As each parent should have subports with unique VLAN IDs, this ID will determine the source port (nested VM or container) that is sending the traffic. In our example, this will be child1 as it is the subport tagged with VLAN 30. In the actions section of the table 0 flow, the packet will be untagged (strip_vlan action), and the relevant registers will be populated to identify both the subport network and the logical input port:

  • The packet is coming from OF port 12 (in_port=12) which corresponds to vm1
[root@worker1 ~]# ovs-ofctl show br-int | grep vm1
 12(vm1): addr:40:44:00:00:00:01
  • The network identifier (metadata) is populated with the value 2 (load:0x2->OXM_OF_METADATA[]) which corresponds to the network of the subport (network2)
[root@central ~]# ovn-sbctl find datapath_binding tunnel_key=2
_uuid               : 2d762d73-5ab9-4f43-a303-65a6046e41e7
external_ids        : {logical-switch="40ac144b-a32a-4202-bce2-3329f8f3e98f", name=network2}
load_balancers      : []
tunnel_key          : 2
  • The logical input port (register 14) will be populated with the tunnel key of the child1 subport (load:0x1->NXM_NX_REG14[])
[root@central vagrant]# ovn-sbctl get port_binding child1 tunnel_key
1
  • Now the pipeline execution with the untagged packet gets resumed from table 8 (resubmit(,8)). Eventually it gets sent through the tunnel to worker2, where the parent (vm2) of the destination port (child2) is bound to.

 

Let’s inspect the traffic and flows on worker2, the destination hypervisor:

The traffic arrives untagged to br-int from the Geneve interface and later gets delivered to the vm2 interface tagged with the child2 VLAN ID (50).

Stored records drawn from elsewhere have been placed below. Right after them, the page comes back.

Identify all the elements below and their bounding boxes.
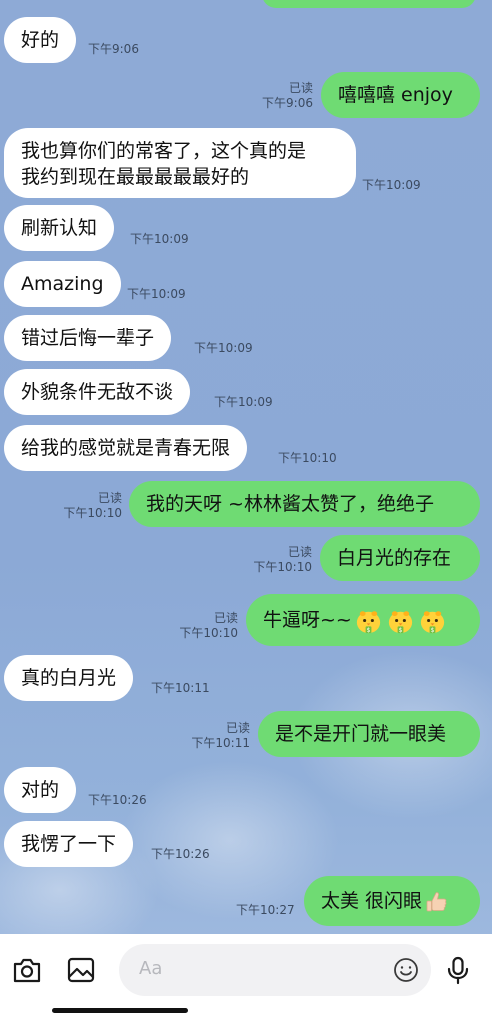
read-receipt: 已读 <box>213 611 238 625</box>
message-time: 下午10:26 <box>88 793 147 807</box>
incoming-message-bubble[interactable]: 刷新认知 <box>4 205 115 251</box>
outgoing-message-bubble[interactable]: 是不是开门就一眼美 <box>258 711 480 757</box>
message-text: 牛逼呀~~ <box>263 609 352 631</box>
outgoing-message-bubble[interactable]: 我的天呀 ~林林酱太赞了，绝绝子 <box>129 481 480 527</box>
message-time: 下午10:26 <box>151 847 210 861</box>
message-status: 已读 下午9:06 <box>253 81 313 111</box>
message-time: 下午10:09 <box>362 178 421 192</box>
message-line: 我也算你们的常客了，这个真的是 <box>21 140 307 162</box>
read-receipt: 已读 <box>287 545 312 559</box>
svg-text:$: $ <box>430 628 434 634</box>
message-toolbar: Aa <box>0 934 492 1024</box>
message-time: 下午10:10 <box>63 506 122 520</box>
message-time: 下午10:09 <box>194 341 253 355</box>
message-status: 已读 下午10:10 <box>58 491 122 521</box>
incoming-message-bubble[interactable]: 真的白月光 <box>4 655 134 701</box>
thumbs-up-emoji <box>426 891 447 911</box>
read-receipt: 已读 <box>225 721 250 735</box>
message-status: 已读 下午10:11 <box>186 721 250 751</box>
message-input[interactable]: Aa <box>119 944 431 996</box>
message-time: 下午10:11 <box>191 736 250 750</box>
image-icon[interactable] <box>65 954 97 986</box>
smiley-icon[interactable] <box>393 957 419 983</box>
chick-money-emoji: $ <box>388 611 412 634</box>
message-time: 下午10:27 <box>236 903 295 917</box>
home-indicator <box>52 1008 188 1013</box>
input-placeholder: Aa <box>139 958 163 979</box>
message-status: 已读 下午10:10 <box>248 545 312 575</box>
message-time: 下午9:06 <box>88 42 139 56</box>
read-receipt: 已读 <box>288 81 313 95</box>
message-status: 已读 下午10:10 <box>174 611 238 641</box>
camera-icon[interactable] <box>11 954 43 986</box>
message-line: 我约到现在最最最最最好的 <box>21 166 250 188</box>
message-time: 下午10:10 <box>179 626 238 640</box>
outgoing-message-bubble[interactable]: 牛逼呀~~ $ $ $ <box>246 594 480 646</box>
outgoing-message-bubble[interactable]: 太美 很闪眼 <box>304 876 480 926</box>
svg-text:$: $ <box>398 628 402 634</box>
chat-area[interactable]: 好的 下午9:06 已读 下午9:06 嘻嘻嘻 enjoy 我也算你们的常客了，… <box>0 0 492 934</box>
message-time: 下午10:10 <box>278 451 337 465</box>
incoming-message-bubble[interactable]: 错过后悔一辈子 <box>4 315 172 361</box>
message-text: 太美 很闪眼 <box>321 890 423 912</box>
message-time: 下午10:09 <box>214 395 273 409</box>
previous-message-bubble[interactable] <box>262 0 476 8</box>
message-time: 下午10:10 <box>253 560 312 574</box>
incoming-message-bubble[interactable]: 我愣了一下 <box>4 821 134 867</box>
chick-money-emoji: $ <box>356 611 380 634</box>
incoming-message-bubble[interactable]: 对的 <box>4 767 77 813</box>
message-time: 下午10:11 <box>151 681 210 695</box>
chick-money-emoji: $ <box>420 611 444 634</box>
read-receipt: 已读 <box>97 491 122 505</box>
message-time: 下午10:09 <box>127 287 186 301</box>
message-time: 下午9:06 <box>262 96 313 110</box>
microphone-icon[interactable] <box>442 954 474 986</box>
message-time: 下午10:09 <box>130 232 189 246</box>
incoming-message-bubble[interactable]: 外貌条件无敌不谈 <box>4 369 191 415</box>
outgoing-message-bubble[interactable]: 白月光的存在 <box>320 535 480 581</box>
incoming-message-bubble[interactable]: Amazing <box>4 261 121 307</box>
incoming-message-bubble[interactable]: 我也算你们的常客了，这个真的是 我约到现在最最最最最好的 <box>4 128 356 198</box>
outgoing-message-bubble[interactable]: 嘻嘻嘻 enjoy <box>321 72 480 118</box>
svg-text:$: $ <box>366 628 370 634</box>
incoming-message-bubble[interactable]: 给我的感觉就是青春无限 <box>4 425 248 471</box>
incoming-message-bubble[interactable]: 好的 <box>4 17 77 63</box>
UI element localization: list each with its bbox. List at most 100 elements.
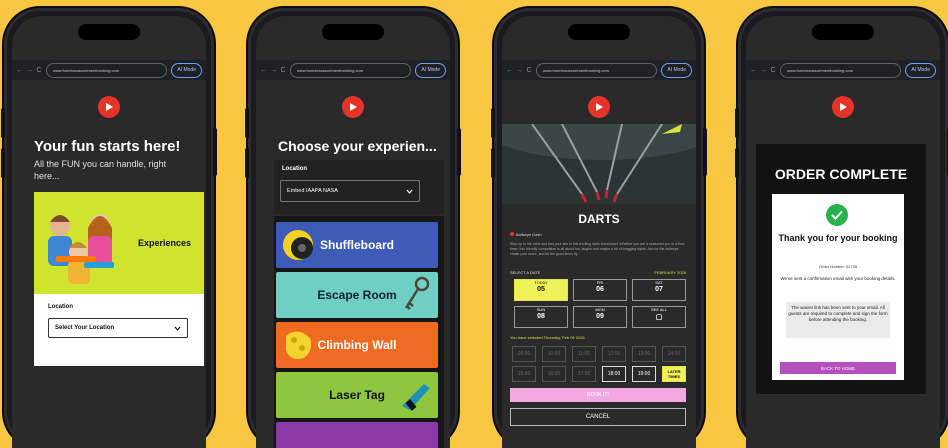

[root@worker2 vagrant]# tcpdump -vvnee -i genev_sys_6081 icmp -c1
tcpdump: listening on genev_sys_6081, link-type EN10MB (Ethernet), capture size 262144 bytes
13:57:25.000587 40:44:00:00:00:03 > 40:44:00:00:00:04, ethertype IPv4 (0x0800), length 98: (tos 0x0, ttl 64, id 56431, offset 0, flags [DF], proto ICMP (1), length 84)
    192.168.1.13 > 192.168.1.14: ICMP echo request, id 10218, seq 31, length 64


[root@worker2 vagrant]# ip netns exec vm2 tcpdump -vvneei vm2 icmp -c1
tcpdump: listening on vm2, link-type EN10MB (Ethernet), capture size 262144 bytes
13:57:39.000617 40:44:00:00:00:03 > 40:44:00:00:00:04, ethertype 802.1Q (0x8100), length 102: vlan 50, p 0, ethertype IPv4, (tos 0x0, ttl 64, id 59701, offset 0, flags [DF], proto ICMP (1), length 84)
    192.168.1.13 > 192.168.1.14: ICMP echo request, id 10218, seq 45, length 64

The packet processing takes place as with any regular VIF but in the output stage, the traffic will be tagged before it is sent out to the vm2 interface:

[root@worker2 vagrant]# ovs-ofctl dump-flows br-int |grep mod_vlan_vid:50
 cookie=0x969b8a9d, duration=338995.147s, table=65, n_packets=263914, n_bytes=25814112, idle_age=0, hard_age=65534, priority=100,reg15=0x2,metadata=0x2 actions=mod_vlan_vid:50,output:4,strip_vlan

[root@worker2 vagrant]# ovs-ofctl show br-int | grep vm2
 4(vm2): addr:00:00:00:00:00:00

 

As you can see, the way that OVN implements this feature is very simple and only adds a couple of extra flows. Hope that this article helps understanding the details of trunk ports and how it’s leveraged by projects like Kuryr to run Kubernetes on top of OpenStack.